— Votre Majesté se sent mieux ? chuchota Gilles, impressionné par les yeux cernés de Marie-Antoinette.
Elle lui sourit avec un rien de malice.
— Je vous demande excuses pour ce regrettable manque de décorum, chevalier. Du moins vous aura-t-il permis d’apprendre, premier de tous les Français, que votre reine donnera le jour dans quelques mois à un prince… ou à une princesse !

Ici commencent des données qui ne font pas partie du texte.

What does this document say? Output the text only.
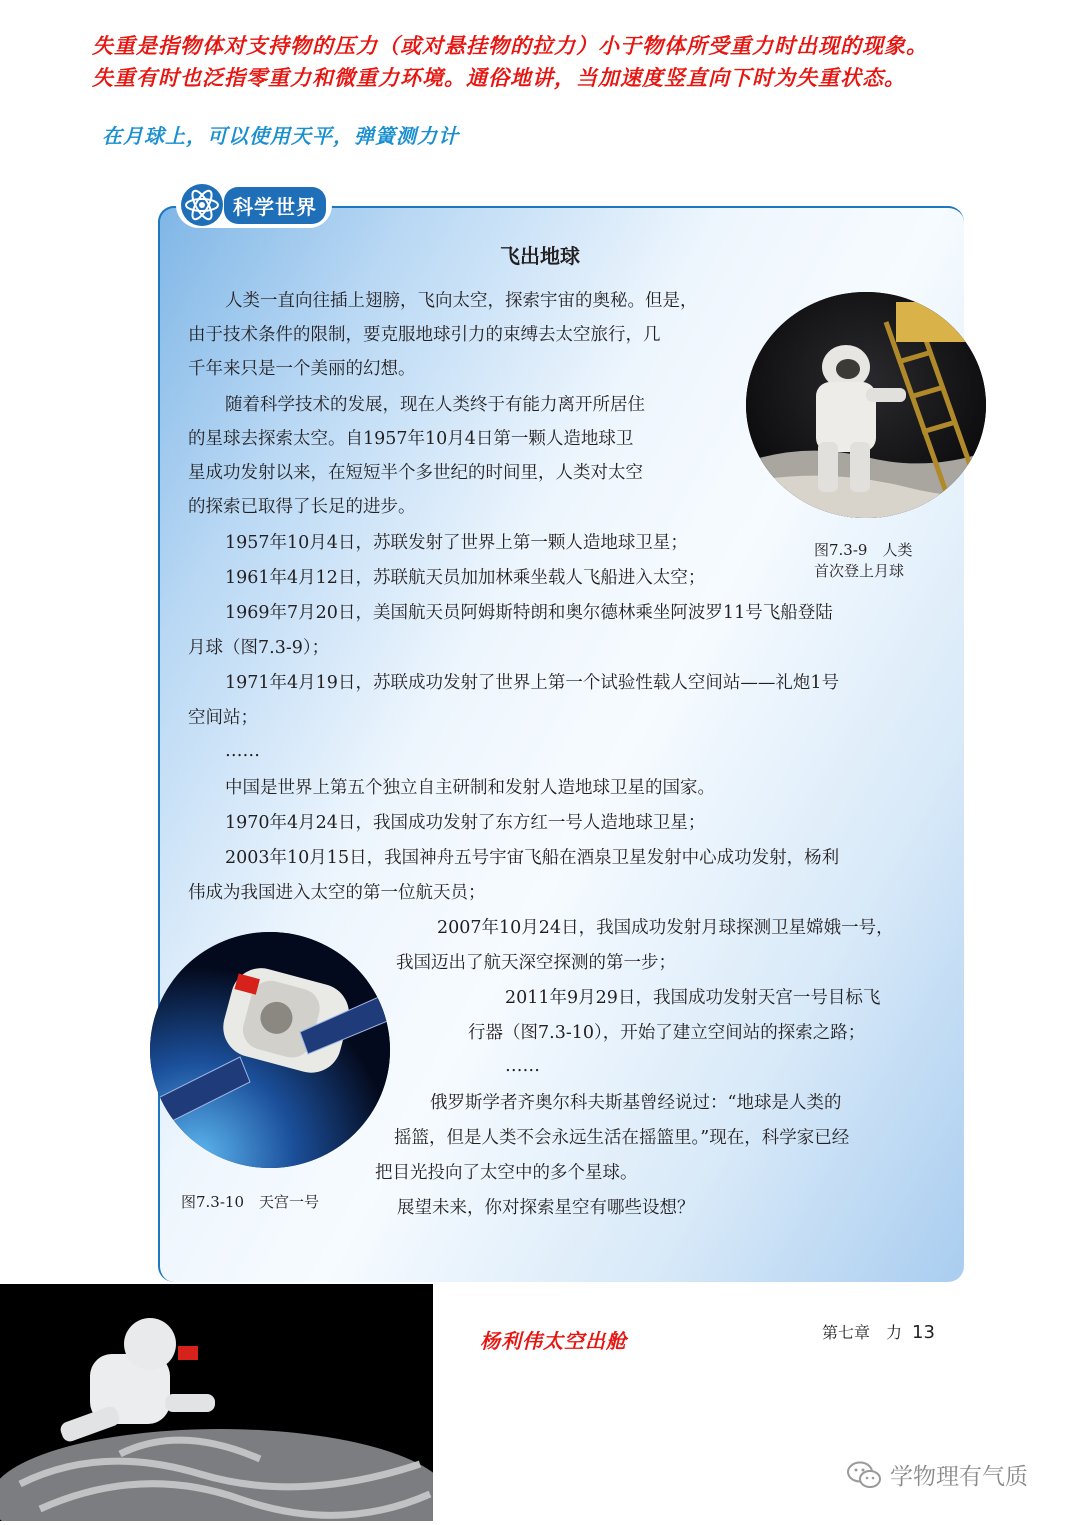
失重是指物体对支持物的压力（或对悬挂物的拉力）小于物体所受重力时出现的现象。
失重有时也泛指零重力和微重力环境。通俗地讲，当加速度竖直向下时为失重状态。
在月球上，可以使用天平，弹簧测力计
科学世界
飞出地球

人类一直向往插上翅膀，飞向太空，探索宇宙的奥秘。但是，

由于技术条件的限制，要克服地球引力的束缚去太空旅行，几

千年来只是一个美丽的幻想。

随着科学技术的发展，现在人类终于有能力离开所居住

的星球去探索太空。自1957年10月4日第一颗人造地球卫

星成功发射以来，在短短半个多世纪的时间里，人类对太空

的探索已取得了长足的进步。

1957年10月4日，苏联发射了世界上第一颗人造地球卫星；

1961年4月12日，苏联航天员加加林乘坐载人飞船进入太空；

1969年7月20日，美国航天员阿姆斯特朗和奥尔德林乘坐阿波罗11号飞船登陆

月球（图7.3-9）；

1971年4月19日，苏联成功发射了世界上第一个试验性载人空间站——礼炮1号

空间站；

……

中国是世界上第五个独立自主研制和发射人造地球卫星的国家。

1970年4月24日，我国成功发射了东方红一号人造地球卫星；

2003年10月15日，我国神舟五号宇宙飞船在酒泉卫星发射中心成功发射，杨利

伟成为我国进入太空的第一位航天员；

2007年10月24日，我国成功发射月球探测卫星嫦娥一号，

我国迈出了航天深空探测的第一步；

2011年9月29日，我国成功发射天宫一号目标飞

行器（图7.3-10），开始了建立空间站的探索之路；

……

俄罗斯学者齐奥尔科夫斯基曾经说过：“地球是人类的

摇篮，但是人类不会永远生活在摇篮里。”现在，科学家已经

把目光投向了太空中的多个星球。

展望未来，你对探索星空有哪些设想？

图7.3-9　人类
首次登上月球
图7.3-10　天宫一号
杨利伟太空出舱	第七章　力 13
学物理有气质
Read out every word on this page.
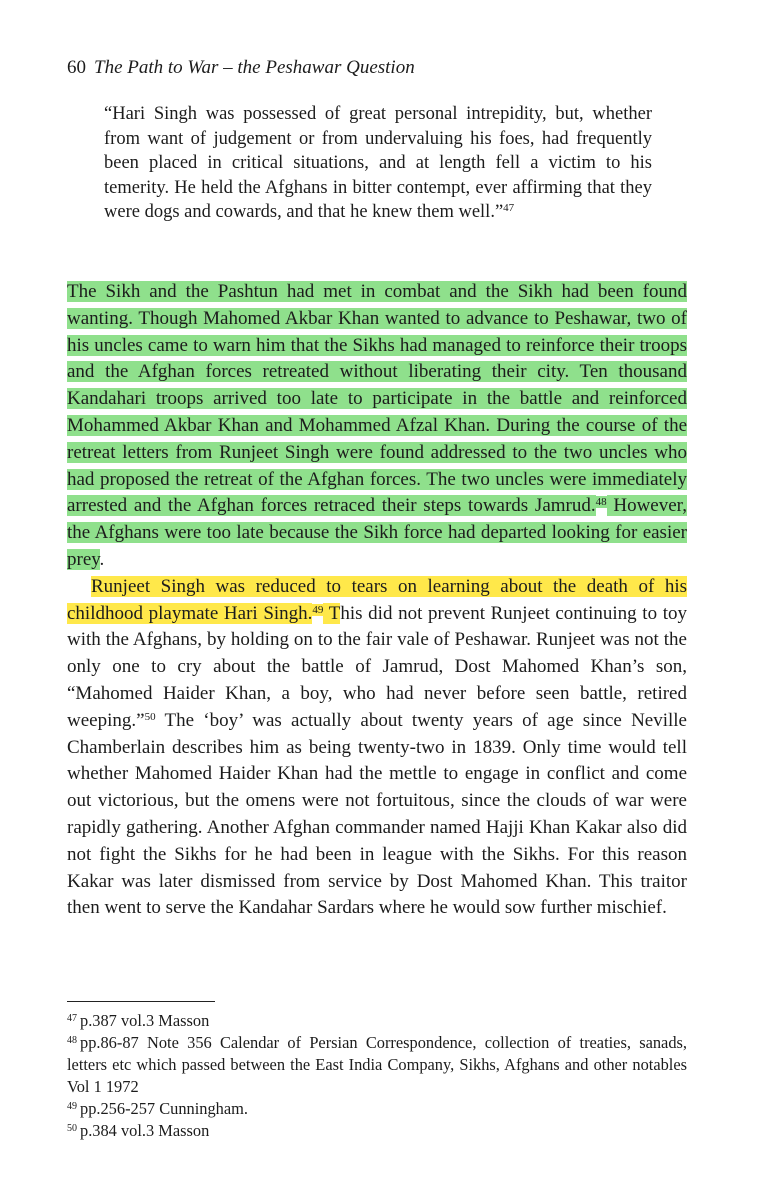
60 The Path to War – the Peshawar Question
“Hari Singh was possessed of great personal intrepidity, but, whether from want of judgement or from undervaluing his foes, had frequently been placed in critical situations, and at length fell a victim to his temerity. He held the Afghans in bitter contempt, ever affirming that they were dogs and cowards, and that he knew them well.”$^{47}$

The Sikh and the Pashtun had met in combat and the Sikh had been found wanting. Though Mahomed Akbar Khan wanted to advance to Peshawar, two of his uncles came to warn him that the Sikhs had managed to reinforce their troops and the Afghan forces retreated without liberating their city. Ten thousand Kandahari troops arrived too late to participate in the battle and reinforced Mohammed Akbar Khan and Mohammed Afzal Khan. During the course of the retreat letters from Runjeet Singh were found addressed to the two uncles who had proposed the retreat of the Afghan forces. The two uncles were immediately arrested and the Afghan forces retraced their steps towards Jamrud.$^{48}$ However, the Afghans were too late because the Sikh force had departed looking for easier prey.

Runjeet Singh was reduced to tears on learning about the death of his childhood playmate Hari Singh.$^{49}$ This did not prevent Runjeet continuing to toy with the Afghans, by holding on to the fair vale of Peshawar. Runjeet was not the only one to cry about the battle of Jamrud, Dost Mahomed Khan’s son, “Mahomed Haider Khan, a boy, who had never before seen battle, retired weeping.”$^{50}$ The ‘boy’ was actually about twenty years of age since Neville Chamberlain describes him as being twenty-two in 1839. Only time would tell whether Mahomed Haider Khan had the mettle to engage in conflict and come out victorious, but the omens were not fortuitous, since the clouds of war were rapidly gathering. Another Afghan commander named Hajji Khan Kakar also did not fight the Sikhs for he had been in league with the Sikhs. For this reason Kakar was later dismissed from service by Dost Mahomed Khan. This traitor then went to serve the Kandahar Sardars where he would sow further mischief.

$^{47}$ p.387 vol.3 Masson

$^{48}$ pp.86-87 Note 356 Calendar of Persian Correspondence, collection of treaties, sanads, letters etc which passed between the East India Company, Sikhs, Afghans and other notables Vol 1 1972

$^{49}$ pp.256-257 Cunningham.

$^{50}$ p.384 vol.3 Masson
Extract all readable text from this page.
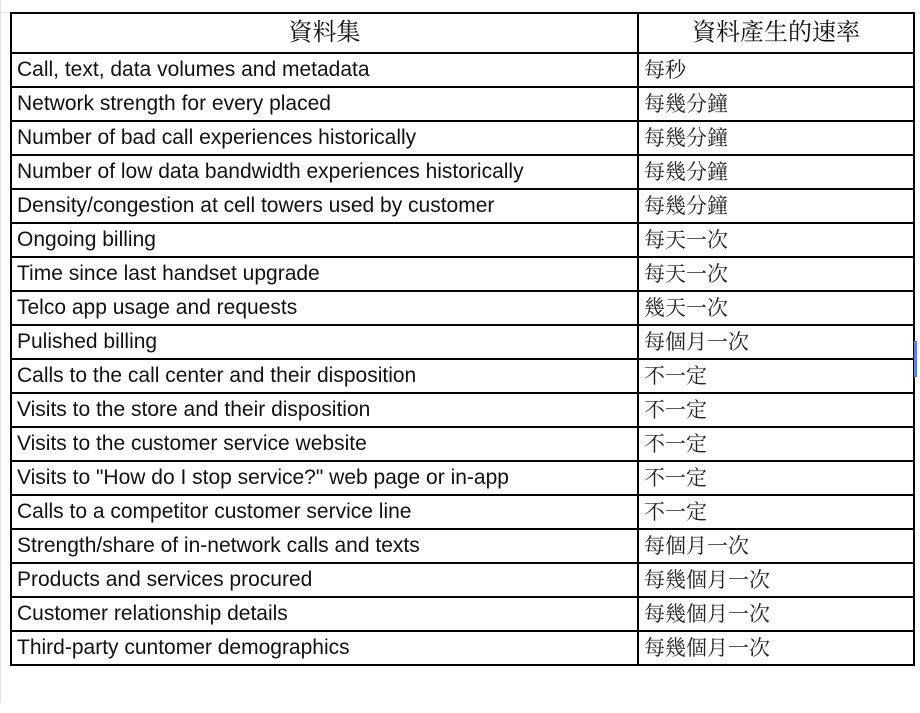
資料集	資料產生的速率
Call, text, data volumes and metadata	每秒
Network strength for every placed	每幾分鐘
Number of bad call experiences historically	每幾分鐘
Number of low data bandwidth experiences historically	每幾分鐘
Density/congestion at cell towers used by customer	每幾分鐘
Ongoing billing	每天一次
Time since last handset upgrade	每天一次
Telco app usage and requests	幾天一次
Pulished billing	每個月一次
Calls to the call center and their disposition	不一定
Visits to the store and their disposition	不一定
Visits to the customer service website	不一定
Visits to "How do I stop service?" web page or in-app	不一定
Calls to a competitor customer service line	不一定
Strength/share of in-network calls and texts	每個月一次
Products and services procured	每幾個月一次
Customer relationship details	每幾個月一次
Third-party cuntomer demographics	每幾個月一次
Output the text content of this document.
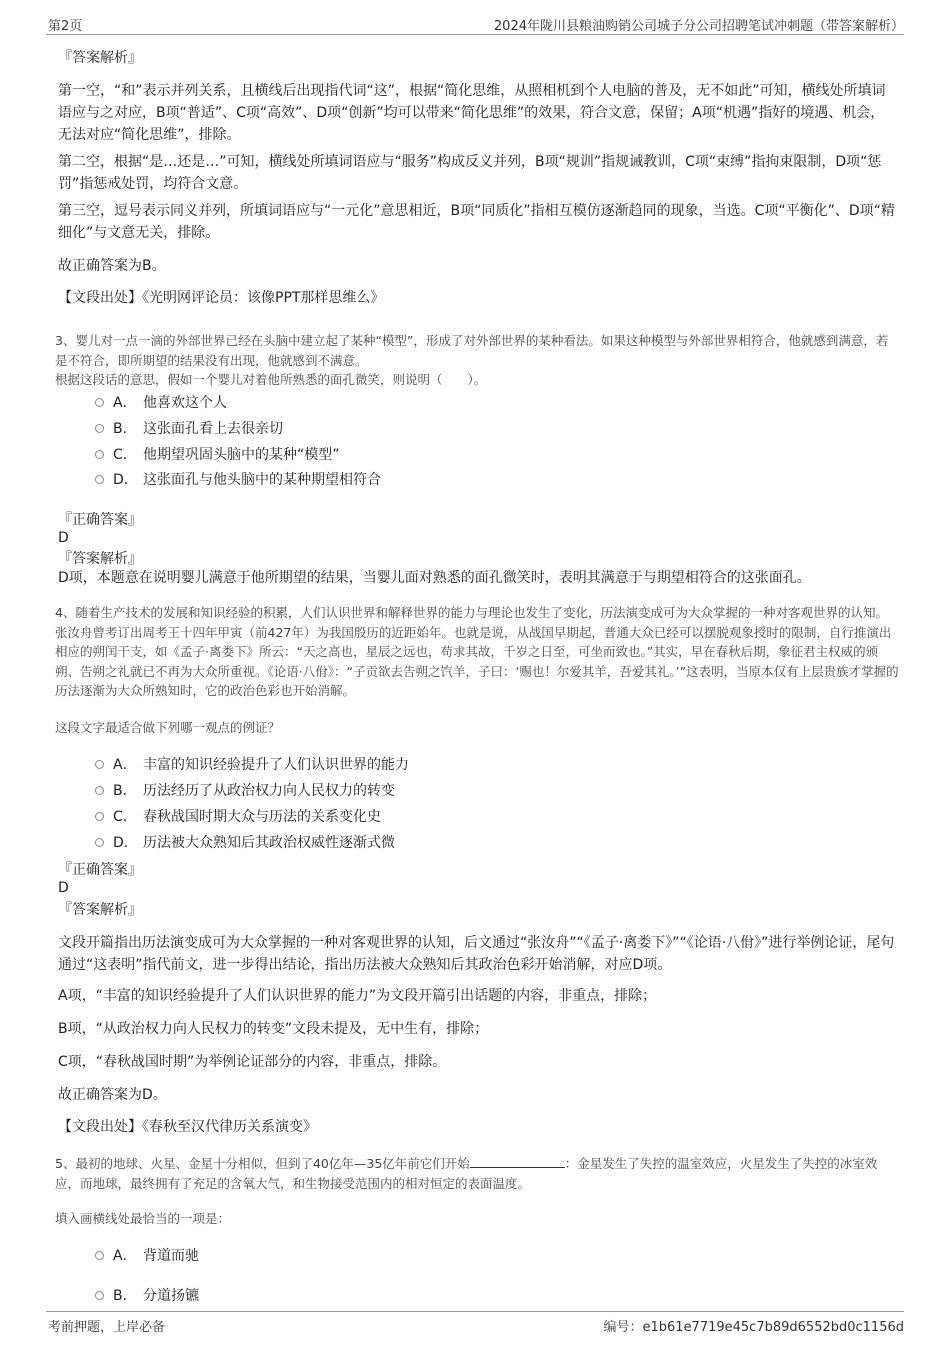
第2页	2024年陇川县粮油购销公司城子分公司招聘笔试冲刺题（带答案解析）

『答案解析』

第一空，“和”表示并列关系，且横线后出现指代词“这”，根据“简化思维，从照相机到个人电脑的普及，无不如此”可知，横线处所填词语应与之对应，B项“普适”、C项“高效”、D项“创新”均可以带来“简化思维”的效果，符合文意，保留；A项“机遇”指好的境遇、机会，无法对应“简化思维”，排除。

第二空，根据“是…还是…”可知，横线处所填词语应与“服务”构成反义并列，B项“规训”指规诫教训，C项“束缚”指拘束限制，D项“惩罚”指惩戒处罚，均符合文意。

第三空，逗号表示同义并列，所填词语应与“一元化”意思相近，B项“同质化”指相互模仿逐渐趋同的现象，当选。C项“平衡化”、D项“精细化”与文意无关，排除。

故正确答案为B。

【文段出处】《光明网评论员：该像PPT那样思维么》

3、婴儿对一点一滴的外部世界已经在头脑中建立起了某种“模型”，形成了对外部世界的某种看法。如果这种模型与外部世界相符合，他就感到满意，若是不符合，即所期望的结果没有出现，他就感到不满意。

根据这段话的意思，假如一个婴儿对着他所熟悉的面孔微笑，则说明（　　）。

A． 他喜欢这个人
B． 这张面孔看上去很亲切
C． 他期望巩固头脑中的某种“模型”
D． 这张面孔与他头脑中的某种期望相符合

『正确答案』

D

『答案解析』

D项，本题意在说明婴儿满意于他所期望的结果，当婴儿面对熟悉的面孔微笑时，表明其满意于与期望相符合的这张面孔。

4、随着生产技术的发展和知识经验的积累，人们认识世界和解释世界的能力与理论也发生了变化，历法演变成可为大众掌握的一种对客观世界的认知。张汝舟曾考订出周考王十四年甲寅（前427年）为我国殷历的近距始年。也就是说，从战国早期起，普通大众已经可以摆脱观象授时的限制，自行推演出相应的朔闰干支，如《孟子·离娄下》所云：“天之高也，星辰之远也，苟求其故，千岁之日至，可坐而致也。”其实，早在春秋后期，象征君主权威的颁朔、告朔之礼就已不再为大众所重视。《论语·八佾》：“子贡欲去告朔之饩羊，子曰：‘赐也！尔爱其羊，吾爱其礼。’”这表明，当原本仅有上层贵族才掌握的历法逐渐为大众所熟知时，它的政治色彩也开始消解。

这段文字最适合做下列哪一观点的例证？

A． 丰富的知识经验提升了人们认识世界的能力
B． 历法经历了从政治权力向人民权力的转变
C． 春秋战国时期大众与历法的关系变化史
D． 历法被大众熟知后其政治权威性逐渐式微

『正确答案』

D

『答案解析』

文段开篇指出历法演变成可为大众掌握的一种对客观世界的认知，后文通过“张汝舟”“《孟子·离娄下》”“《论语·八佾》”进行举例论证，尾句通过“这表明”指代前文，进一步得出结论，指出历法被大众熟知后其政治色彩开始消解，对应D项。

A项，“丰富的知识经验提升了人们认识世界的能力”为文段开篇引出话题的内容，非重点，排除；

B项，“从政治权力向人民权力的转变”文段未提及，无中生有，排除；

C项，“春秋战国时期”为举例论证部分的内容，非重点，排除。

故正确答案为D。

【文段出处】《春秋至汉代律历关系演变》

5、最初的地球、火星、金星十分相似，但到了40亿年—35亿年前它们开始	：金星发生了失控的温室效应，火星发生了失控的冰室效应，而地球，最终拥有了充足的含氧大气，和生物接受范围内的相对恒定的表面温度。

填入画横线处最恰当的一项是：

A． 背道而驰
B． 分道扬镳
考前押题，上岸必备	编号：e1b61e7719e45c7b89d6552bd0c1156d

Le jeune homme s’inclina respectueusement et garda un instant le silence. La nouvelle était d’importance mais il ne pouvait s’empêcher de se demander si elle était aussi bonne qu’il y paraissait. Si par malheur la conception de cet enfant coïncidait avec le séjour de Fersen… Mais il était tout de même un peu difficile de demander à la Reine de quand datait sa grossesse. Et comme il était également difficile de rester muet plus longtemps, même pour un homme écrasé sous le poids d’une faveur insigne, il articula :
— C’est un grand honneur, Madame, et un grand bonheur d’être admis le premier à offrir à la Reine les vœux fervents que ses sujets vont former pour une heureuse naissance et j’en remercie du fond du cœur Votre Majesté !
Cette fois, Marie-Antoinette rit de bon cœur, bien loin de soupçonner les étranges pensées qui agitaient son visiteur.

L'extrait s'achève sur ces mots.